In pressure swing adsorption the raffinate refers to the gas which is not adsorbed during the high pressure stage. The species which is desorbed from the adsorbent at low pressure may be called the "extract" product.

==Types ==

===Raffinate-1 or C4R1===
In naphtha cracking process, C4R1 refers to C4 residual obtained after separation of 1,3-butadiene from C4 raffinate stream and which, mainly consists of isobutylene 40~50 wt% and cis- or trans-2-butene 30~35 wt%. Normally C4R1 is a side product in 1,3-butadiene plant and feed to tert-butyl alcohol plant.

===Raffinate-2 or C4R2===
In naphtha cracking process, C4R2 refers to C4 residual obtained after separation of 1,3-butadiene and isobutylene from C4 raffinate stream and which mainly consists of cis- or trans-2-butene 50~60 wt%, 1-butene 10~15 wt%, and n-butane ~20 wt%. Normally C4R2 is a side product in tert-butyl alcohol plant if C4R1 is used for feed.

===Raffinate-3 or C4R3===
In naphtha cracking process, C4R3 refers to C4 residual obtained after separation of 1,3-butadiene, isobutylene, and 1-butene from C4 raffinate stream which mainly consists of cis- or trans-2-butene, n-butane, and unseparated 1-butene.
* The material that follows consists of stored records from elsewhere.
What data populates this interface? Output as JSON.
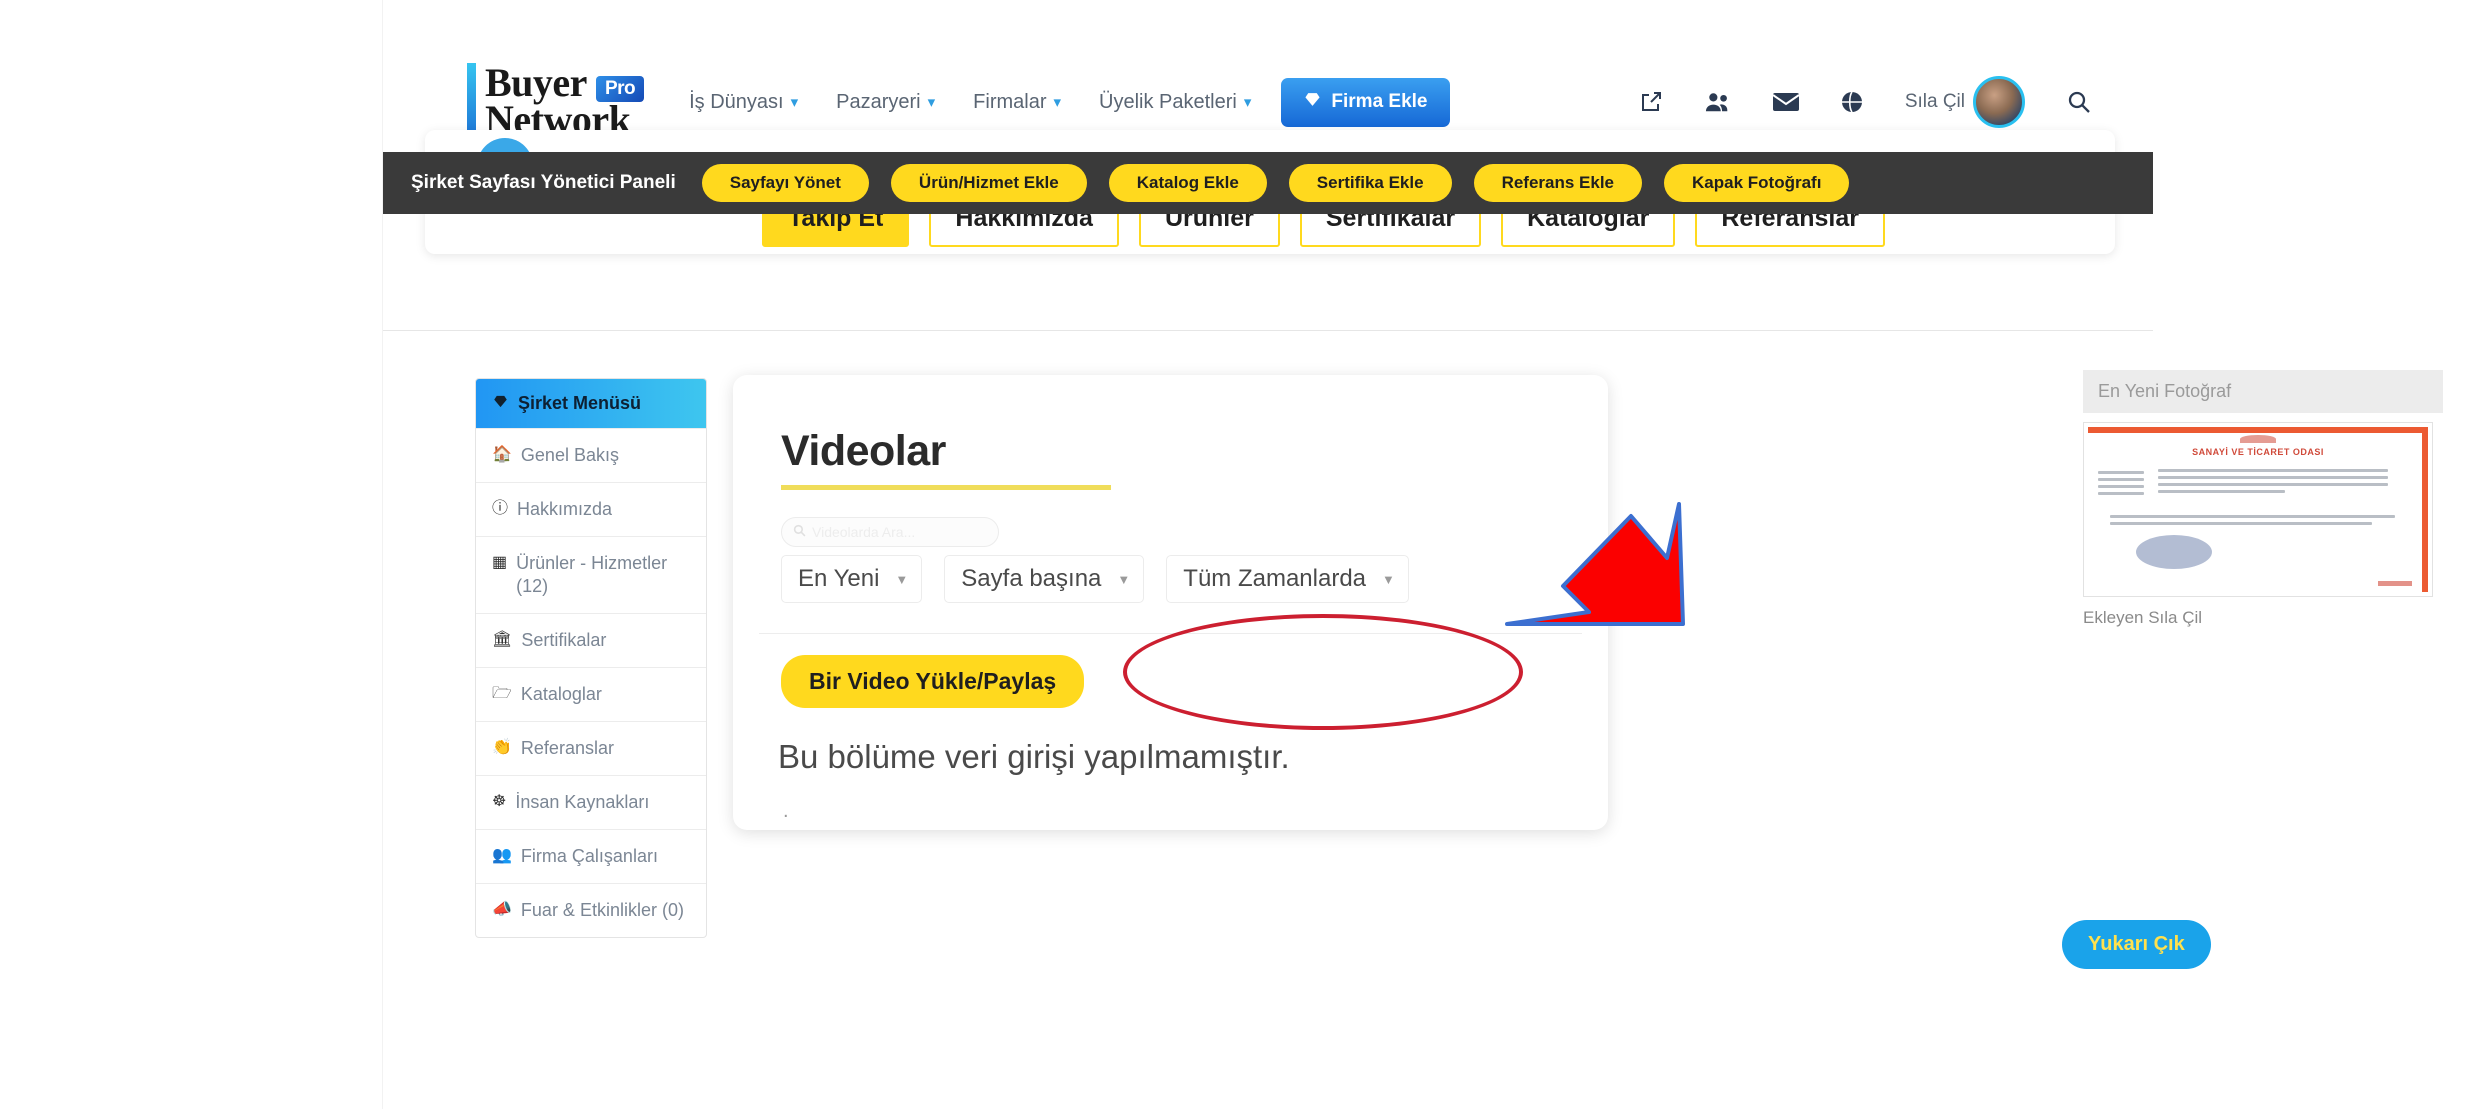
{
  "brand": {
    "line1": "Buyer",
    "line2": "Network",
    "badge": "Pro"
  },
  "header": {
    "nav": [
      {
        "label": "İş Dünyası",
        "has_caret": true,
        "icon": "chevron-down-icon"
      },
      {
        "label": "Pazaryeri",
        "has_caret": true,
        "icon": "chevron-down-icon"
      },
      {
        "label": "Firmalar",
        "has_caret": true,
        "icon": "chevron-down-icon"
      },
      {
        "label": "Üyelik Paketleri",
        "has_caret": true,
        "icon": "chevron-down-icon"
      }
    ],
    "cta": {
      "label": "Firma Ekle",
      "icon": "diamond-icon",
      "color": "#2077dd"
    },
    "icons": [
      "external-link-icon",
      "users-group-icon",
      "envelope-icon",
      "globe-icon"
    ],
    "user_name": "Sıla Çil",
    "avatar": "user-avatar",
    "search_icon": "search-icon"
  },
  "adminbar": {
    "title": "Şirket Sayfası Yönetici Paneli",
    "buttons": [
      "Sayfayı Yönet",
      "Ürün/Hizmet Ekle",
      "Katalog Ekle",
      "Sertifika Ekle",
      "Referans Ekle",
      "Kapak Fotoğrafı"
    ],
    "bg": "#3a3a3a",
    "pill_color": "#ffd91e"
  },
  "profile_tabs": [
    {
      "label": "Takip Et",
      "active": true
    },
    {
      "label": "Hakkımızda",
      "active": false
    },
    {
      "label": "Ürünler",
      "active": false
    },
    {
      "label": "Sertifikalar",
      "active": false
    },
    {
      "label": "Kataloglar",
      "active": false
    },
    {
      "label": "Referanslar",
      "active": false
    }
  ],
  "sidebar": {
    "header": {
      "label": "Şirket Menüsü",
      "icon": "diamond-icon"
    },
    "items": [
      {
        "label": "Genel Bakış",
        "icon": "home-icon"
      },
      {
        "label": "Hakkımızda",
        "icon": "info-icon"
      },
      {
        "label": "Ürünler - Hizmetler (12)",
        "icon": "grid-icon"
      },
      {
        "label": "Sertifikalar",
        "icon": "bank-icon"
      },
      {
        "label": "Kataloglar",
        "icon": "folder-icon"
      },
      {
        "label": "Referanslar",
        "icon": "handshake-icon"
      },
      {
        "label": "İnsan Kaynakları",
        "icon": "sitemap-icon"
      },
      {
        "label": "Firma Çalışanları",
        "icon": "users-group-icon"
      },
      {
        "label": "Fuar & Etkinlikler (0)",
        "icon": "megaphone-icon"
      }
    ]
  },
  "content": {
    "title": "Videolar",
    "search": {
      "placeholder": "Videolarda Ara...",
      "value": "",
      "icon": "search-icon"
    },
    "filters": [
      {
        "name": "sort",
        "value": "En Yeni"
      },
      {
        "name": "per-page",
        "value": "Sayfa başına"
      },
      {
        "name": "time-range",
        "value": "Tüm Zamanlarda"
      }
    ],
    "upload_button": "Bir Video Yükle/Paylaş",
    "empty_message": "Bu bölüme veri girişi yapılmamıştır.",
    "trailing_mark": "."
  },
  "right_panel": {
    "header": "En Yeni Fotoğraf",
    "caption": "Ekleyen Sıla Çil",
    "image_alt": "certificate-photo"
  },
  "scroll_top": {
    "label": "Yukarı Çık",
    "bg": "#1aa3ea",
    "fg": "#ffe14d"
  },
  "annotations": {
    "highlight_ellipse": "red-ellipse-around-upload-button",
    "pointer_arrow": "red-arrow-pointing-to-upload-button",
    "color": "#cc1f30"
  }
}
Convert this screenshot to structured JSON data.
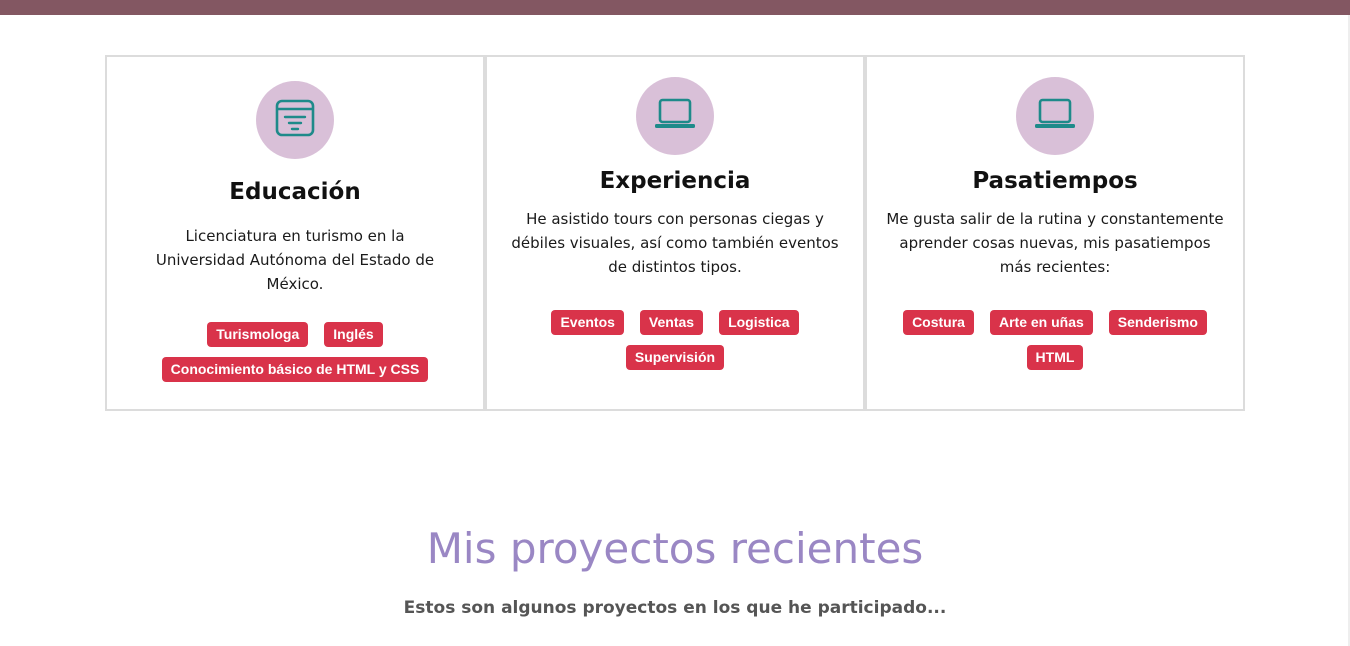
{
  "cards": [
    {
      "icon": "filter-list-icon",
      "title": "Educación",
      "description": "Licenciatura en turismo en la Universidad Autónoma del Estado de México.",
      "tags": [
        "Turismologa",
        "Inglés",
        "Conocimiento básico de HTML y CSS"
      ]
    },
    {
      "icon": "laptop-icon",
      "title": "Experiencia",
      "description": "He asistido tours con personas ciegas y débiles visuales, así como también eventos de distintos tipos.",
      "tags": [
        "Eventos",
        "Ventas",
        "Logistica",
        "Supervisión"
      ]
    },
    {
      "icon": "laptop-icon",
      "title": "Pasatiempos",
      "description": "Me gusta salir de la rutina y constantemente aprender cosas nuevas, mis pasatiempos más recientes:",
      "tags": [
        "Costura",
        "Arte en uñas",
        "Senderismo",
        "HTML"
      ]
    }
  ],
  "projects": {
    "title": "Mis proyectos recientes",
    "subtitle": "Estos son algunos proyectos en los que he participado..."
  },
  "colors": {
    "topbar": "#835762",
    "icon_circle": "#d9c0d8",
    "icon_stroke": "#1e8a8a",
    "tag": "#d9334a",
    "section_title": "#9a87c4"
  }
}
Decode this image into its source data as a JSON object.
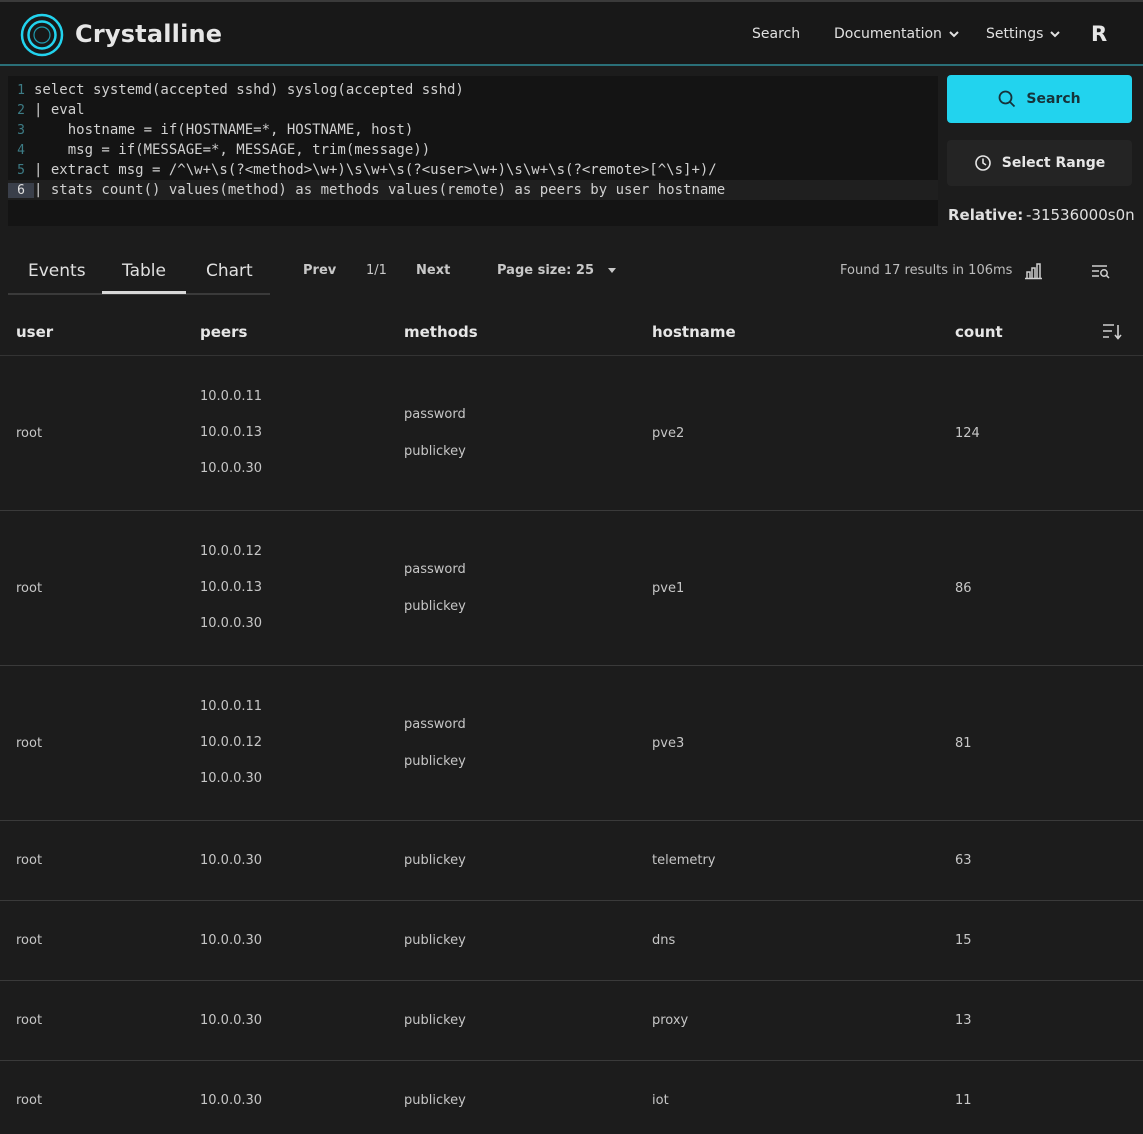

Normally C4R3 is being process through a selective hydrogenation unit (SHU) and CDHydro deisobutenizer unit to produce isobutylene as a feed to tert-butyl alcohol plant.

===Raffinate-4 or C4R4===
In naphtha cracking process, C4R4 refers to C4 residual obtained after separation of 1,3-butadiene, isobutylene, 1-butene, and cis- or trans-2-butene from C4 raffinate stream which mainly consists of n-butane. Normally C4R4 is a side product in tert-butyl alcohol plant if C4R3 is used for feed.